A Venezia in questi giorni l’aria è diventata più frizzante, le persone corrono da una calle all’altra in una sorta di eccitazione generale. È arrivato il momento atteso: l’apertura della 57. Esposizione Internazionale d’Arte. Christine Macel, quarta direttrice donna nella storia della Biennale dopo il duo Rosa Martinez-Maria de Corral del 2005 e Bice Curiger nel 2011, presenta un’esposizione più leggera e colorata rispetto allo scenario della precedente edizione.

Nel 2015 il burrascoso mondo contemporaneo è penetrato nel tempio dell’arte, invitato da Okwui Enwezor e dagli artisti che, senza perdere il loro tocco poetico, ne hanno evidenziato le diverse criticità. Con VivaArteViva Christine Macel punta invece a una riscoperta della dimensione dell’artista, creando uno spazio dove l’artista è invitato a esprimere pensieri, visioni, procedimenti e a entrare in contatto con il pubblico.

Il racconto di Macel è diviso in 9 capitoli chiamati Transpadiglioni, ciascuno è un contenitore di artisti e opere raggruppati insieme sotto un’etichetta a volte poco fantasiosa: il Padiglione delle Gioie e delle Paure, delle Tradizioni, della Terra, dei Colori

Il Padiglione degli Artisti e dei Libri ai Giardini è intimo e poetico, interpreta il libro come una culla di sensazioni e ricordi. Invece all’Arsenale il Padiglione degli Sciamani attira l’attenzione poiché ospita una grande capanna al cui interno il visitatore può rilassarsi e entrare nel mood dello “sciamano” Ernesto Neto. Mentre Pauline Cournier Jardin ha colto il senso del Padiglione Dionisiaco invitando a entrare in una grotta barocca contemporanea per osservare il video Grotta Profunda Approfundita, una storia di estasi e baccanali.

In questa esposizione si percepisce un profondo legame tra avvenimenti del mondo esterno e visione interiore dell’artista, un’influenza silente ma tenace della nostra epoca che si riflette nella caoticità di impressioni, materiali, forme e colori che costituiscono le opere degli artisti. Colpisce anche la volontà di questi artisti contemporanei di esprimersi attraverso pratiche artigianali e secolari come il cucito. Ago e filo sono i protagonisti di buona parte delle Corderie, diventano poesia nelle opere di Maria Lai o strumento con cui il pubblico partecipa all’opera di David Medalla. Questi fili colorati, forse a casa loro nell’ambiente delle “corderie”, attraversano i diversi padiglioni intessendo storie, sogni, avvenimenti con i materiali più disparati, dalla lana alla china.
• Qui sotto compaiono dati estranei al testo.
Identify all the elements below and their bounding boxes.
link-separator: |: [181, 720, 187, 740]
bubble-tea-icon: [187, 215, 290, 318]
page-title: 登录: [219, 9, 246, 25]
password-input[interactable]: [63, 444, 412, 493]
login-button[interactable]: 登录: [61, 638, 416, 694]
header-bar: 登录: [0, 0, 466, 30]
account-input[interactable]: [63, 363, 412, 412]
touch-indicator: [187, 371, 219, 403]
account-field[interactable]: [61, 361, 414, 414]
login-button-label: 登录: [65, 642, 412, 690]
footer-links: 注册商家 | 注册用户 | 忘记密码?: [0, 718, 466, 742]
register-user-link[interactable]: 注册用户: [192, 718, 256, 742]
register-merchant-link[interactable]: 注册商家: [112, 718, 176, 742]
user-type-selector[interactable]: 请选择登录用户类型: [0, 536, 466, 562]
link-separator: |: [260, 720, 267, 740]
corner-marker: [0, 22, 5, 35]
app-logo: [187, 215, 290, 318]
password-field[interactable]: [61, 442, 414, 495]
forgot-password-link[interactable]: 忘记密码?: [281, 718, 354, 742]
I percorsi dell’esposizione sono fluidi, anche se gli spazi di Giardini e Arsenale vengono chiaramente percepiti in modo diverso con la conseguenza che il Padiglione Centrale ricrea un ambiente più intimo rispetto agli immensi spazi dell’Arsenale. Lo stesso ingresso alle sedi è diverso, un poco sottotono e vuoto in Arsenale mentre la facciata del Padiglione Centrale ai Giardini richiama il pubblico attraverso il drappo colorato di Sam Gilliam e lo proietta immediatamente nell’universo degli artisti.

La presenza dei video in entrambe le sedi è emozionante e contenuta, il suono e la musica sono tra i protagonisti di questa esposizione (Anri Sala, Kader Attia, Marcos Avila Forero, Alicja Kwade…).

Con “VivaArteViva” il pubblico ha la possibilità di avvicinarsi all’artista e di instaurare un dialogo, un’occasione preziosa per entrare in sintonia con l’arte, ma anche per capire di più noi stessi e il mondo.